Huang sets a humorous tone for Schubert’s homoerotic “Ganymede” with cheeky staccatos and a deliberately held-back tempo, but she supports Phan as he shapes the song’s structure to its ecstatic, classical conclusion. She suggests the galloping steed of the same composer’s “Der Musensohn” with an excitement that never turns bumpy or breathless, and Phan’s long-lined approach keeps the delivery elegant. “Der Sänger” is a charming depiction of a minstrel’s arrival at court, with his actual song performance delivered by the piano. In recitative and arioso sections Schubert depicts the awe-struck minstrel and the king’s praise. Gently turning aside the offer of costly rewards, the singer wants only a glass of wine in thanks. This is just the sort of episodic material Phan and Huang relish, and they travel through each moment with imagination and clarity...
Among many high points of the recital is Mahler’s Wunderhorn song, “Wo die schönen Trompeten blasen,” with its ghostly soldier returning to the beloved’s house. Both artists sustain the magical nocturnal atmosphere, with generous phrasing and restrained dynamics in a sophisticated, beautifully felt and expressed performance.

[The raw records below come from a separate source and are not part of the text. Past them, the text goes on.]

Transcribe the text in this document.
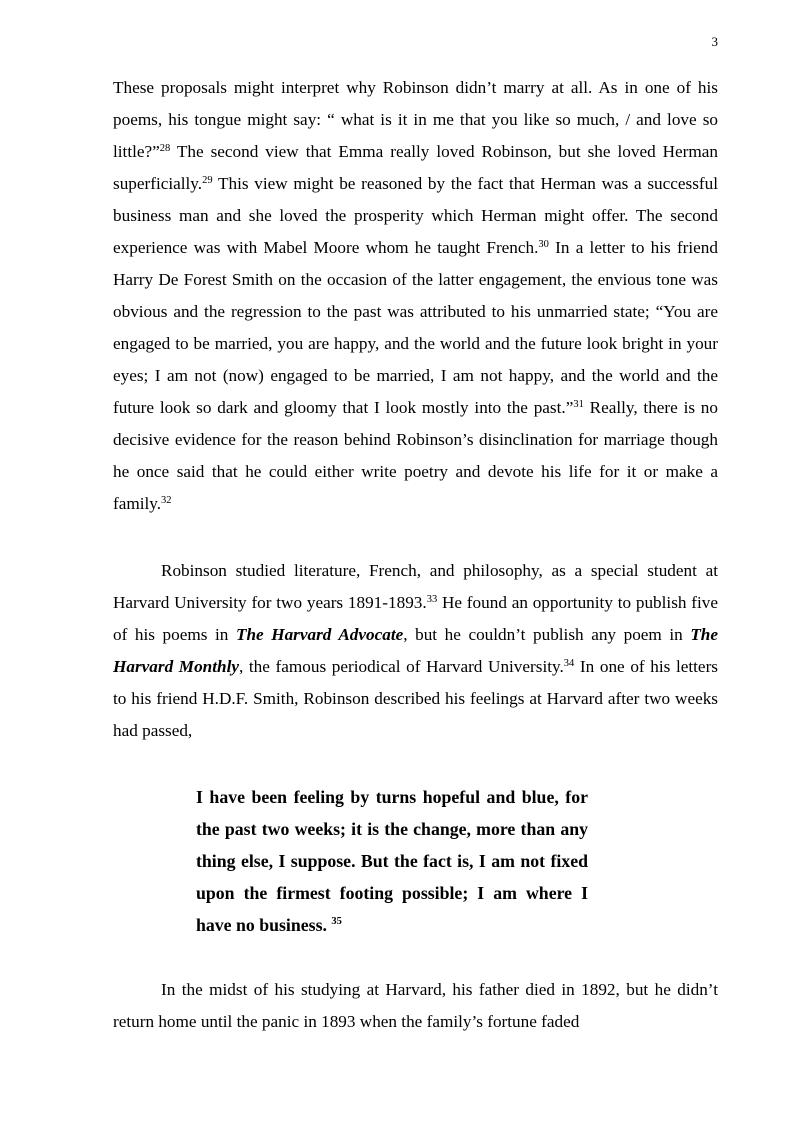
3

These proposals might interpret why Robinson didn’t marry at all. As in one of his poems, his tongue might say: “ what is it in me that you like so much, / and love so little?”$^{28}$ The second view that Emma really loved Robinson, but she loved Herman superficially.$^{29}$ This view might be reasoned by the fact that Herman was a successful business man and she loved the prosperity which Herman might offer. The second experience was with Mabel Moore whom he taught French.$^{30}$ In a letter to his friend Harry De Forest Smith on the occasion of the latter engagement, the envious tone was obvious and the regression to the past was attributed to his unmarried state; “You are engaged to be married, you are happy, and the world and the future look bright in your eyes; I am not (now) engaged to be married, I am not happy, and the world and the future look so dark and gloomy that I look mostly into the past.”$^{31}$ Really, there is no decisive evidence for the reason behind Robinson’s disinclination for marriage though he once said that he could either write poetry and devote his life for it or make a family.$^{32}$

Robinson studied literature, French, and philosophy, as a special student at Harvard University for two years 1891-1893.33 He found an opportunity to publish five of his poems in The Harvard Advocate, but he couldn’t publish any poem in The Harvard Monthly, the famous periodical of Harvard University.$^{34}$ In one of his letters to his friend H.D.F. Smith, Robinson described his feelings at Harvard after two weeks had passed,

I have been feeling by turns hopeful and blue, for the past two weeks; it is the change, more than any thing else, I suppose. But the fact is, I am not fixed upon the firmest footing possible; I am where I have no business. $^{35}$

In the midst of his studying at Harvard, his father died in 1892, but he didn’t return home until the panic in 1893 when the family’s fortune faded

But long-lined lyricism is only part of Phan’s vocal arsenal. His voice is hefty, with enough beef in the low range to make much of “Der Zwerg,” Schubert’s creepy song about a queen and her dwarf. Varying vocal weight and colorings for different characters comes easy to Phan, and he brings life to Mahler’s fish tale, “Rheinlegenchen” as well as Schumann’s menacing “Waldesgespräch.” He’s not afraid of the wild shouts of Wolf’s mythical “Feuerreiter” or the skeleton at its eerie ending, and finds a touch of menace in Schumann’s subtle “Der Sandman.” Full-out horror characterizes Wolf’s Pied Piper tale, “Der Rattenfänger,” while Phan’s dark vocal tone and Huang’s unrelenting pounding bring chills to Mendelssohn’s “Hexenlied.”